Gloria found what he was looking for in Sunopsis S.A (Limonest, France), which built an integration product using a native SQL code generation approach that leverages existing relational database management systems (RDBMS). The software, Sunopsis v.3, couples a meta-data repository that maps data from various sources and creates workflows with Java-based message-oriented middleware used as the transport service. More importantly, it has the reliability to ensure no data gets lost in the case of a failed connection.
Everything Under the Sun
The Sunopsis approach differs from traditional extract, transform and load (ETL) solutions in that it does not require a dedicated server to dig out the data. Rather, it uses the existing database engines to perform ETL jobs. "It doesn't matter what database it is talking to as it is not linked to a specific technology," says Yves de Montcheuil, Sunopsis' director of product marketing, based in its U.S. headquarters in Burlington, MA.
In Trelleborg's case, the five IBM AS/400 servers running different versions of Movex do connect back to a dashboard hosted in Tivoli, Italy, which is a data warehouse application based on a Microsoft SQL Server 2000 cluster running Windows 2000 servers and a reporting front-end. The dashboard is populated by extracting information from about 60 different key performance indicators (KPIs). The information is intended for the production manager, but it also gives all managers the ability to check plant performance and have an early recognition system if there's a problem.

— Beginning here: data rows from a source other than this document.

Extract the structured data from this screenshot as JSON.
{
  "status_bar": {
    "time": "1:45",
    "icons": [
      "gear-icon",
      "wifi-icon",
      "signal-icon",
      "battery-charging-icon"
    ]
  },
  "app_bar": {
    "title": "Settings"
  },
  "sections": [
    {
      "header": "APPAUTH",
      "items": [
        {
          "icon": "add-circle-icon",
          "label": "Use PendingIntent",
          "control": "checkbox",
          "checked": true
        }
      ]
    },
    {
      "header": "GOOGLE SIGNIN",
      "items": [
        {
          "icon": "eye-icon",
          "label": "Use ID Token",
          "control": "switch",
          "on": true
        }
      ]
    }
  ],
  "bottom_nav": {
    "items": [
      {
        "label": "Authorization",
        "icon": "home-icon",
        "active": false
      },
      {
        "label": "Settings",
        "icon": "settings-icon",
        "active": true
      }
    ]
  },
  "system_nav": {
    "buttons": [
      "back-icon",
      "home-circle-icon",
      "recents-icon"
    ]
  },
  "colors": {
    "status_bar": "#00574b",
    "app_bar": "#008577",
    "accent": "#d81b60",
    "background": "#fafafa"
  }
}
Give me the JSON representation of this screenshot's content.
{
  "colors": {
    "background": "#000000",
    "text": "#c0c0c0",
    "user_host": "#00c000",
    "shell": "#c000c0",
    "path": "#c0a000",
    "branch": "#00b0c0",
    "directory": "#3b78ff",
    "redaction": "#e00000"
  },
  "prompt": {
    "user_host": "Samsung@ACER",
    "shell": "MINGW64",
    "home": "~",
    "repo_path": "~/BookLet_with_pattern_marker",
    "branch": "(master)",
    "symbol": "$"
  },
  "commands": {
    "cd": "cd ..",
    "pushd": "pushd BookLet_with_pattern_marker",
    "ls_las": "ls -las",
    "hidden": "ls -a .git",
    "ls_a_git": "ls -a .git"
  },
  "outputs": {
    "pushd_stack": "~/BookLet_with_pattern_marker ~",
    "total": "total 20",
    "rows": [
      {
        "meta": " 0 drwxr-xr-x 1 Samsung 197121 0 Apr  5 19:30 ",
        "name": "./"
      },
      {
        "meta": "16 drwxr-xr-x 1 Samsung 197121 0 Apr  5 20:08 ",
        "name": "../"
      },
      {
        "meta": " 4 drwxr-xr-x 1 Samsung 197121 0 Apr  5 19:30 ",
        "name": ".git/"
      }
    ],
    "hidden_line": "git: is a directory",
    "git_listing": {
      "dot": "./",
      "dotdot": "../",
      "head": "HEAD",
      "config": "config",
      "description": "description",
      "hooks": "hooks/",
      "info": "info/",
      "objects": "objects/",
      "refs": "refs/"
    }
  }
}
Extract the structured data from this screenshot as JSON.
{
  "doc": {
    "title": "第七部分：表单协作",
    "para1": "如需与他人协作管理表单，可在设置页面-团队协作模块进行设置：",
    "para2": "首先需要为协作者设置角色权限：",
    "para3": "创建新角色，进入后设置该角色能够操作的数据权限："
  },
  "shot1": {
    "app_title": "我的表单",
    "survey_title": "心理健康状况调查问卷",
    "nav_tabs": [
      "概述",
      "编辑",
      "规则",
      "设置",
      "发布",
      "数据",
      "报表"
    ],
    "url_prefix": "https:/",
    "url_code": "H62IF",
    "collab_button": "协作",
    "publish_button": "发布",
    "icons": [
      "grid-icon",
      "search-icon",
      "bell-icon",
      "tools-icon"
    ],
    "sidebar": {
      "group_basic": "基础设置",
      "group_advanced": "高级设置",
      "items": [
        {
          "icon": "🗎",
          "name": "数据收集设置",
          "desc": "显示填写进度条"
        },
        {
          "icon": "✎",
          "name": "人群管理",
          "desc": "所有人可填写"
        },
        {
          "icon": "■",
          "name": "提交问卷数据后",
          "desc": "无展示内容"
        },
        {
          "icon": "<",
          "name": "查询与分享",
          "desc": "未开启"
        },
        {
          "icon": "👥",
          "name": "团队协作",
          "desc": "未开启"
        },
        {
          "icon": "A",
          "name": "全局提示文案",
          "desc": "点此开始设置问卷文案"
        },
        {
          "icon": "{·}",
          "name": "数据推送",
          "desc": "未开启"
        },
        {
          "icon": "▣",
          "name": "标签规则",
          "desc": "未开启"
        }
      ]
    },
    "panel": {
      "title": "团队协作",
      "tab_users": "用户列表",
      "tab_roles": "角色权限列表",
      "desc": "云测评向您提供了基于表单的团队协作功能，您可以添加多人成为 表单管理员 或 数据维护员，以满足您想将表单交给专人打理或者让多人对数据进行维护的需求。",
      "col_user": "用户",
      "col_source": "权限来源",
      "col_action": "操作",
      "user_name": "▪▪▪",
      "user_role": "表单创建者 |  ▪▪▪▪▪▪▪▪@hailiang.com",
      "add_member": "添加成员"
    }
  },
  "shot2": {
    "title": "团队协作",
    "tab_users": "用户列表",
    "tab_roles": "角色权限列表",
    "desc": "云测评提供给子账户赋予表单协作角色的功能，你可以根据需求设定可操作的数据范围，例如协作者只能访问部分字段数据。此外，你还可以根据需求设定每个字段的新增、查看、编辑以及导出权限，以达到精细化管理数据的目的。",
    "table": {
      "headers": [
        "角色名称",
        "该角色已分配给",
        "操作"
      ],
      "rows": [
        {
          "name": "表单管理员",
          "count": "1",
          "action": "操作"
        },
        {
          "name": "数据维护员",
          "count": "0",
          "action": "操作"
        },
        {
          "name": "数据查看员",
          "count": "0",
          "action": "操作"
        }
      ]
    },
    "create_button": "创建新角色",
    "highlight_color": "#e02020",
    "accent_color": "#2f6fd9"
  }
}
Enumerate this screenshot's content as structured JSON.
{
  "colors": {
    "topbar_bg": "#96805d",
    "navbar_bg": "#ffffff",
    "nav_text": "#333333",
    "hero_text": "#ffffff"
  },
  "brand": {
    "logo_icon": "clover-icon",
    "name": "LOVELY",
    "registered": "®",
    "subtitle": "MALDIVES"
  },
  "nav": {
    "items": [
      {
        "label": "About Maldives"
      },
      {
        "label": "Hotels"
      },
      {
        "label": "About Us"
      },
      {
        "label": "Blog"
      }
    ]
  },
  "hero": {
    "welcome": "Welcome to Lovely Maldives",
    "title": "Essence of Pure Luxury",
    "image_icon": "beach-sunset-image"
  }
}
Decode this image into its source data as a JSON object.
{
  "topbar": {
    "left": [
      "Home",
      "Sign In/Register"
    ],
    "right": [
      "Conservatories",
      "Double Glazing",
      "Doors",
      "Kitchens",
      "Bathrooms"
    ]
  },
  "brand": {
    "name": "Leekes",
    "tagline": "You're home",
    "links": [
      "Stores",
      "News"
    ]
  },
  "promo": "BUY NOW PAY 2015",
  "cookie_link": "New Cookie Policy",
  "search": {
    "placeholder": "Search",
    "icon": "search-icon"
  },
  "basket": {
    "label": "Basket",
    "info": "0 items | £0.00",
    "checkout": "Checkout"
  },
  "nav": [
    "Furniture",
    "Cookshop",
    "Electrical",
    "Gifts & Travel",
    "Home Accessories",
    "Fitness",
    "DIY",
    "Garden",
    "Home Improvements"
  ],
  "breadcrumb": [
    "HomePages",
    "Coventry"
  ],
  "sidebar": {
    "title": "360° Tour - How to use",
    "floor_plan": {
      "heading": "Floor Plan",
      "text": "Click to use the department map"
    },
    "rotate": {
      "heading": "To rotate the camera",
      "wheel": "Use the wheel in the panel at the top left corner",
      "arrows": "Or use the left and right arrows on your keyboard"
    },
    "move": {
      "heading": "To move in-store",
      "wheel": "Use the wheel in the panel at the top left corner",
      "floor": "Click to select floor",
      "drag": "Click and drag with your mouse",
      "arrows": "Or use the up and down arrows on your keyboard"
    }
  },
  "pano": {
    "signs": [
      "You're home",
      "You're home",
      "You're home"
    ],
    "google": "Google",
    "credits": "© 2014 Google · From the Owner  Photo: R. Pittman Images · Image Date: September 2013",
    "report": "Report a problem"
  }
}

Beyond having simple visibility, there are also some business intelligence aspects to the Sunopsis solution. "It's important to know how many pieces we have produced within a day or shift or in each production line," Gloria says. "We need to know what the ratio is between working days, hours and the numbers of pieces produced, [as well as] other indexes around every step of production, including raw materials, cost or quality."
Obviously, with all the different time zones, real-time analysis is not always permissible. But it is the ability to automatically create triggers around the tables generated for each AS/400 system that is the most valuable. "Every minute it polls for new data changes and transfers it immediate to Italy so that I have refreshed data," says Gloria. This kind of incremental data transfer helps avoid issues in Sri Lanka, as the inquiry is close to constant -- so even if the VPN into the country was down one minute, the small data packet would likely still get through in a timely manner.
Ultimately, it has allowed everyone at Trelleborg Wheel Systems to make better decisions, Gloria says. Eventually, he intends to extend the architecture out to suppliers and dealers, an ability enabled through Web services inherent in the new Sunopsis software, called Sunopsis DataServices.
The good news is, there is now an architecture in place that gives Trelleborg's upper management a window into production operations around the world. Gloria, who was sweating it out a few years ago, can take credit for that.